The tax treatment of an Employee Ownership Trust (EOT) is one of the most important and most misunderstood parts of the structure, and it differs meaningfully from an ESOP.
For the selling owner:
- An EOT does not offer the Section 1042 capital-gains tax deferral that is available when selling to an ESOP or a worker cooperative. The owner is generally taxed on the gain from the sale under the normal rules. (The US has no EOT-specific capital-gains break for the seller; the UK does, so do not assume UK treatment carries over.)
- This is a deliberate trade-off: the EOT avoids the cost and complexity of an ESOP but gives up that specific deferral.
For the business and employees:
- The company can generally take a tax deduction for the profit-sharing it distributes to employees through the trust.
- That profit-sharing is typically taxed to employees as ordinary income, the same way a bonus is — subject to payroll taxes and reported on the W-2 in the year received.
Why this matters: owners weighing an EOT against an ESOP should run the numbers on both. The ESOP's tax advantages can be significant (a 100%-ESOP-owned S corporation pays no federal income tax on the ESOP-owned profits, with no EOT equivalent), but so are its costs. The EOT trades the deferral for a simpler, cheaper structure.

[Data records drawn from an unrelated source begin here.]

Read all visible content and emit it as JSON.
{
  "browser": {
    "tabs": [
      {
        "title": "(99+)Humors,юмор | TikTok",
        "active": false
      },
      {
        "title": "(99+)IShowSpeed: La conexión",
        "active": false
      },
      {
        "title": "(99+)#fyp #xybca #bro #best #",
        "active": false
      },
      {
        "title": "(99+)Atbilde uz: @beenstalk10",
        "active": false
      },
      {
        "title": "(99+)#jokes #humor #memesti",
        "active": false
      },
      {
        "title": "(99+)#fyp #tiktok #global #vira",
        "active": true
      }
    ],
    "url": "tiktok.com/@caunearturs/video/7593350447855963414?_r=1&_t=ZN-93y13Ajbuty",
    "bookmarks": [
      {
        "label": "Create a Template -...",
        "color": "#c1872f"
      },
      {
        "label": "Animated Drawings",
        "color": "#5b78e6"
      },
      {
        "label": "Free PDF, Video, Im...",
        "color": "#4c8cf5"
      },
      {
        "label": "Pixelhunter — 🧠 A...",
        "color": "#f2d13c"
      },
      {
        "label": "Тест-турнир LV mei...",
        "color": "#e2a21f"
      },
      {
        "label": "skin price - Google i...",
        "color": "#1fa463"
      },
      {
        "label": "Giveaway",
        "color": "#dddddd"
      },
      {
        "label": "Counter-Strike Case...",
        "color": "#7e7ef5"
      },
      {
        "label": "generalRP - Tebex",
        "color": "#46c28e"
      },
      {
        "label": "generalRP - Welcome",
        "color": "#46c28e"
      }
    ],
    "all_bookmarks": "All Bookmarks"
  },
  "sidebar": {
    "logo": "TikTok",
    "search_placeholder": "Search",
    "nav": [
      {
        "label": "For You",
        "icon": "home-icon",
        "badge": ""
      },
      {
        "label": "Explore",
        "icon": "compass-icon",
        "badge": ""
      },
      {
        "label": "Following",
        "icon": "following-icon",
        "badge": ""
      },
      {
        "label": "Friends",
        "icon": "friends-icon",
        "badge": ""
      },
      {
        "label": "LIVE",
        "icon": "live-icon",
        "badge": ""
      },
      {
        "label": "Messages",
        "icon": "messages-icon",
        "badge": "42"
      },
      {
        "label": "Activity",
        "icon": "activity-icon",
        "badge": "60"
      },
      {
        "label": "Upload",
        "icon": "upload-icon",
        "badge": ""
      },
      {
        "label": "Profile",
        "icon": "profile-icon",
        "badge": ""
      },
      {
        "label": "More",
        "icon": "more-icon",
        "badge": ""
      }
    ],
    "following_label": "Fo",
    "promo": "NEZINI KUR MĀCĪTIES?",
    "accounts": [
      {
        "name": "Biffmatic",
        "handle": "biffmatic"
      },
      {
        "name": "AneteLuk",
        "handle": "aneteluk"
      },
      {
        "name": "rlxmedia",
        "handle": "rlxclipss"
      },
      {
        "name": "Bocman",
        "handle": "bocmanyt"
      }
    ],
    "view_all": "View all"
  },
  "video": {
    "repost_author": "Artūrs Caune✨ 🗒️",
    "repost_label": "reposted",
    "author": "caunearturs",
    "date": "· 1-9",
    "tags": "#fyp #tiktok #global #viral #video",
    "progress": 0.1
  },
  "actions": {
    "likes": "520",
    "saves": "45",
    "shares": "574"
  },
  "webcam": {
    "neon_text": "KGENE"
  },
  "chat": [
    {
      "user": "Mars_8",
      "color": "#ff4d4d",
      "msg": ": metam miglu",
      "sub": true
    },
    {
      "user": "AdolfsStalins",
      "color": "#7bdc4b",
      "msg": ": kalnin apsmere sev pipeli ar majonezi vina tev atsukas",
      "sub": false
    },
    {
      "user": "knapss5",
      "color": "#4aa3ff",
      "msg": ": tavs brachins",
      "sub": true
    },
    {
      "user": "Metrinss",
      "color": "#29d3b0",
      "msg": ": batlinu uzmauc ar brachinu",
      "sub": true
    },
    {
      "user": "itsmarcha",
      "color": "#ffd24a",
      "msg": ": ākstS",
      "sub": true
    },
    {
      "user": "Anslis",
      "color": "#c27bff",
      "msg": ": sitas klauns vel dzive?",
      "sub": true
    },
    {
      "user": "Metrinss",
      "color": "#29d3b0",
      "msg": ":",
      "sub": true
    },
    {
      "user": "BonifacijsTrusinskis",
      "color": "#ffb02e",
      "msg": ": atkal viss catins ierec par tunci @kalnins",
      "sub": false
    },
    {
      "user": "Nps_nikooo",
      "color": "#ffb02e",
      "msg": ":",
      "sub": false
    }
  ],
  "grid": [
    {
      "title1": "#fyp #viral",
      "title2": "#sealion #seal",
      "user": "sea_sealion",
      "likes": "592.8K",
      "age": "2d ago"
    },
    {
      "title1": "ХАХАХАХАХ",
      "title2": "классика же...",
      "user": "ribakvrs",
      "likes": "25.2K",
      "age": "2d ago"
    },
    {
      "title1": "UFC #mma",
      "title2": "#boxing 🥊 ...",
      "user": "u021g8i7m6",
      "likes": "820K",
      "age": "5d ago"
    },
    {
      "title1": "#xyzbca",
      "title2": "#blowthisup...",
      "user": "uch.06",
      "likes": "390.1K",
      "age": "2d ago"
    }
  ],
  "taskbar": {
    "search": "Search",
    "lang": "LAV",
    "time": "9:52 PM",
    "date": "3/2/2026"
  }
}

Entity type also shapes the answer. For an EOT, S-corporation shares realistically have to sit in a grantor trust (the other trust types that can hold S-corp stock do not fit a broad employee-ownership trust), so the founder may keep paying income tax on company income even after giving up the economics; a non-grantor EOT that stands on its own tax footing generally cannot keep S status and may need to convert to a C corporation.
Tax outcomes depend on your entity type, your basis in the company, the deal structure, and current law, all of which change. Do not rely on this as tax advice — confirm your specific situation with a CPA or tax attorney experienced in employee-ownership transitions.